Banks unable to feel pain and conscience, says Shane Ross
‘Too easy for the banks to write a cheque with somebody else’s money,’ says Minister
Minister for Transport Shane Ross: “Nobody’s personally held accountable and it’s a very easy thing to write a cheque with other people’s money.” Photograph: Dara Mac Donail
Minister for Transport Shane Ross says that Irish banks remain unable to feel pain and conscience, despite the tracker mortgage scandal.
He told the Pat Kenny Show on Newstalk reports that the Central Bank is likely to impose multimillion euro fines on banks for overcharging more than 38,000 customers on their mortgage will have little impact on the lenders.
It is too easy for the banks to write a cheque with somebody else’s money, he said. Under new rules, penalties of up to €10 million – or 10 per cent of turnover – could be levied on each of the financial institutions.
“The problem with fining the banks is that, of course, no one really suffers except the State – they’re State-owned banks – and it’s an inadequate fine because you don’t have any personal accountability there.
“What happens is the banks decide okay, they’re going to be fined millions and they just write a cheque and they get on with their business.

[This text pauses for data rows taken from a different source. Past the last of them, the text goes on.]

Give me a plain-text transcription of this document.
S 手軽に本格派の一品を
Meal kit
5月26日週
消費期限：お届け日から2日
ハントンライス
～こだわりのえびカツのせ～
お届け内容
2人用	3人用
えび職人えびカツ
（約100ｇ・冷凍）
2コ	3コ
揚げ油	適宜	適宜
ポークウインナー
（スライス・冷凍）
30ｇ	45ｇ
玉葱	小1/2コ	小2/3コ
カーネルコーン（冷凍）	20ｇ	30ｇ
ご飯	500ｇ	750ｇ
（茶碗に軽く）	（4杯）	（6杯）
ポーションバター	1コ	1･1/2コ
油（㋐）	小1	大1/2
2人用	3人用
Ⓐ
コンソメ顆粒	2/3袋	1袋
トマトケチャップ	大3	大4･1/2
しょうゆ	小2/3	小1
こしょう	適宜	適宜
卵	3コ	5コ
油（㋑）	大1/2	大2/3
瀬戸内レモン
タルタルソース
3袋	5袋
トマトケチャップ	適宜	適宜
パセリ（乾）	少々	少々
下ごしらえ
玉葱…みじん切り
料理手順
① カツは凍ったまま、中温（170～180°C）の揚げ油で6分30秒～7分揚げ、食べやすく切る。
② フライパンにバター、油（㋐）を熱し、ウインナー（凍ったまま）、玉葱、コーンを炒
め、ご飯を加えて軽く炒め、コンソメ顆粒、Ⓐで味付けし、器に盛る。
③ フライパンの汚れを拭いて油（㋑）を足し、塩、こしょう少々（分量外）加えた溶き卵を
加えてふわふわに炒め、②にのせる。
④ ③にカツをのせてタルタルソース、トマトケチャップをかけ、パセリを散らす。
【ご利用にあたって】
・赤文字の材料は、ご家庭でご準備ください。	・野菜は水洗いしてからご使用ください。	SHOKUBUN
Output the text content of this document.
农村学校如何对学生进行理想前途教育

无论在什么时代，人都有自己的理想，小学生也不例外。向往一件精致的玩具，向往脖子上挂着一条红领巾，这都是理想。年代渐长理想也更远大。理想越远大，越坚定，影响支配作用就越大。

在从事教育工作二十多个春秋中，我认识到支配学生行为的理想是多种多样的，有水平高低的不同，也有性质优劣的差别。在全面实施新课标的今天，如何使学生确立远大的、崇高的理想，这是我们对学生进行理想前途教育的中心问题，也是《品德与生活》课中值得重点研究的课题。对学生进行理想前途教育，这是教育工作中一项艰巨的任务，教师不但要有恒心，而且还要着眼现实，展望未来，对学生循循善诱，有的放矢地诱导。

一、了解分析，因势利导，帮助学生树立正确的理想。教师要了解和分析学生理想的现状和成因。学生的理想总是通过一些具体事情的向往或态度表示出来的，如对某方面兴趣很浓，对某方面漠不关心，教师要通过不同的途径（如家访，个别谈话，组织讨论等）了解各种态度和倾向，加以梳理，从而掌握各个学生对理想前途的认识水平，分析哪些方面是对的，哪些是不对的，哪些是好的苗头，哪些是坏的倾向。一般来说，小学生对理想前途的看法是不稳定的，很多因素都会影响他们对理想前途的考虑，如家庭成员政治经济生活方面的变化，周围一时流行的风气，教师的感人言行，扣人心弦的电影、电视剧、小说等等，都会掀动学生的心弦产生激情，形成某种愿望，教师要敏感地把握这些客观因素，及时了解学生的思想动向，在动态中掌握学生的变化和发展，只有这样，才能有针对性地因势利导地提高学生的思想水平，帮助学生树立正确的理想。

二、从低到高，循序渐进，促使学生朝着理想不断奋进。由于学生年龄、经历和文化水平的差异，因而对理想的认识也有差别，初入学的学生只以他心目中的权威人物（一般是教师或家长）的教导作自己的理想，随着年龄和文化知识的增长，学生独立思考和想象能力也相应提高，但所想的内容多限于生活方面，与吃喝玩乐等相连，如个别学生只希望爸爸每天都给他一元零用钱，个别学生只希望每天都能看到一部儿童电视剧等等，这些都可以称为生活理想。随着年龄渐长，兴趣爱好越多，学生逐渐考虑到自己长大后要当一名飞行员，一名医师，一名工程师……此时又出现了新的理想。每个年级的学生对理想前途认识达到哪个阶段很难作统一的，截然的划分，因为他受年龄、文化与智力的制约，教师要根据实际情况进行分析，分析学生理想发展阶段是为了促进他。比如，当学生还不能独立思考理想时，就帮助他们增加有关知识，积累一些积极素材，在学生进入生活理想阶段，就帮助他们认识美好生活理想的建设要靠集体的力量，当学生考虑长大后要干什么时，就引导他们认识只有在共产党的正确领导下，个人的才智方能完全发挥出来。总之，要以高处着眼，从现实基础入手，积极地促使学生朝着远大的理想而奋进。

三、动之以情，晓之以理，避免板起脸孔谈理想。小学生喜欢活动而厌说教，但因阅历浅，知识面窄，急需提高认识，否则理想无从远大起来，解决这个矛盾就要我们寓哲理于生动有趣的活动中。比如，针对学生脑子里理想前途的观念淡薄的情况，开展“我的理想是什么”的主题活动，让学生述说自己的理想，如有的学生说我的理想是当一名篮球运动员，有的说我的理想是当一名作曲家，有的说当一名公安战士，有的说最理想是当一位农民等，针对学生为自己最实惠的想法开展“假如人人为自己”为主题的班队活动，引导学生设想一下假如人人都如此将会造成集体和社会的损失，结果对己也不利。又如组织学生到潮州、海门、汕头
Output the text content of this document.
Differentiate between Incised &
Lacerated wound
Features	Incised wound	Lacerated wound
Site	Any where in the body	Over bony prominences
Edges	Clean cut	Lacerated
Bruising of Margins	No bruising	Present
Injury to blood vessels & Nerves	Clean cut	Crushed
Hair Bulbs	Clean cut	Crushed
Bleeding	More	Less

“And in fact, nobody’s personally held accountable and it’s a very easy thing to write a cheque with other people’s money.
“In this case, sometimes they’re writing a cheque for sins they’ve committed in the past and the taxpayer’s actually paying for it, so it’s somewhat ridiculous.
“I think the banks are totally unable to feel pain and unable to feel conscience. And I think in effect what they’re going to do is say ‘Yes, we’ll be fined’ and get on with the business.
“And the same people are in charge of some of the banks that were there in the time of the crash and in similar positions.
“We haven’t actually sorted this problem out – it’s not a satisfactory solution – a fine should be imposed and there’ll be no personal pain or accountability.”